Donc soyons vigilants. D’autant plus, vis-à-vis et envers les filles… Oui je sais, cela ne devrait pas être un sujet mais sachez que dans le monde merveilleux de 2023, 73% de la gente féminine à travers le monde est victime de violence numérique… 

Du cyberharcelement à l’insulte anonymisée, c’est tout un univers des possible qui se décline… bien au chaud derrière un écran : un « #SaleP… » qui peut rapidement devenir dévastateur.

Destructeur parce qu’il touche un être en plein développement, où le « soi » n’est pas encore assez opérant pour savoir faire la distinction entre une vérité fondamentale (une vérité absolue) et ce qui n’est qu’interprétation et/ou manipulation. Une estime de soi en pleine construction qui la rends très/trop sensible au regard de l’Autre.  Ce qui fait du harcelement un evenement pouvant ébranler les fondations de la personnalité d’un individu et avoir un impact sur le reste de sa vie.

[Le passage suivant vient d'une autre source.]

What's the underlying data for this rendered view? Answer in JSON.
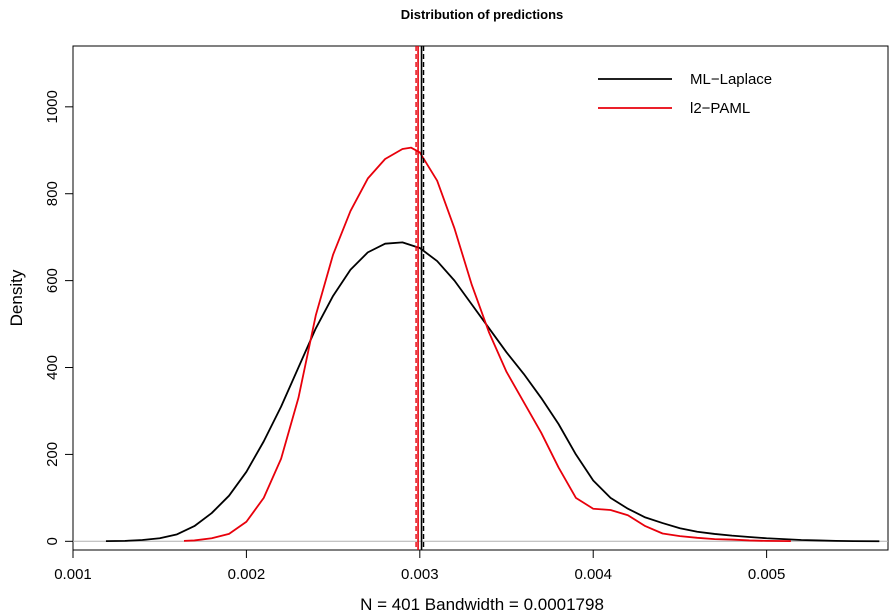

Un enfant harcelé à l’école c’est un enfant qui part apprendre dans un environnement hostile, autant dire que rapidement les apprentissages seront impactés et passeront au second plan pour laisser place à l’angoisse de se rendre à l’école.

C’est comme ça qu’il arrive d’observer un bon elève qui en quelques semaines refuse de travailler, avec des notes qui dégringoles sans pour autant s’en émouvoir… puisque finalement cela lui permet de ne plus se faire moquer : d’intello/fayot/premier de la classe… Il se fond dans la masse, il n’est plus la cible. Cela reporte cependant les tensions dans le milieu familial.

On en parle ?

Parler du harcèlement à la maison avec nos enfants, c’est la meilleure manière d’éviter d’en faire un sujet tabou. Parler du secret qui généralement l’entoure et isole la victime dans sa détresse. Le harceleur a ainsi deux caractéristiques ; il s’attaque à plus petit/faible que lui (Il cherche la domination, mais n’est pas sûr de lui. Cibler des élèves de plus petite classe est ainsi une bonne façon d’avoir peu de résistance) et il s’assure que personne ne viendra menacer sa position. Il est le plus souvent discret dans les actes, mais ouvertement dans la menace :

« Si t’en parle à tes parents, je te casse la tête/je les tue/… »

C’est le plus sur moyen que sa victime s’enferme dans le silence, de peur d’être responsable de ce qui pourrait arriver à sa famille et ses amis. Cela s’appuie sur le principe très fort de la pensée magique. 

Parler est une bonne chose, mais à qui en parler ? Pour que Martin puisse demander de l’aide, il faut déjà qu’il sache qu’il en a le droit et que sa parole puisse être entendue.

 

Il peut en parler à un adulte de son choix, de confiance. À l’école, la maitresse, la personne qui surveille la cantine, l’animateur, ses parents bien sûr ou qq.’un de son entourage qui pourra contacter l’école.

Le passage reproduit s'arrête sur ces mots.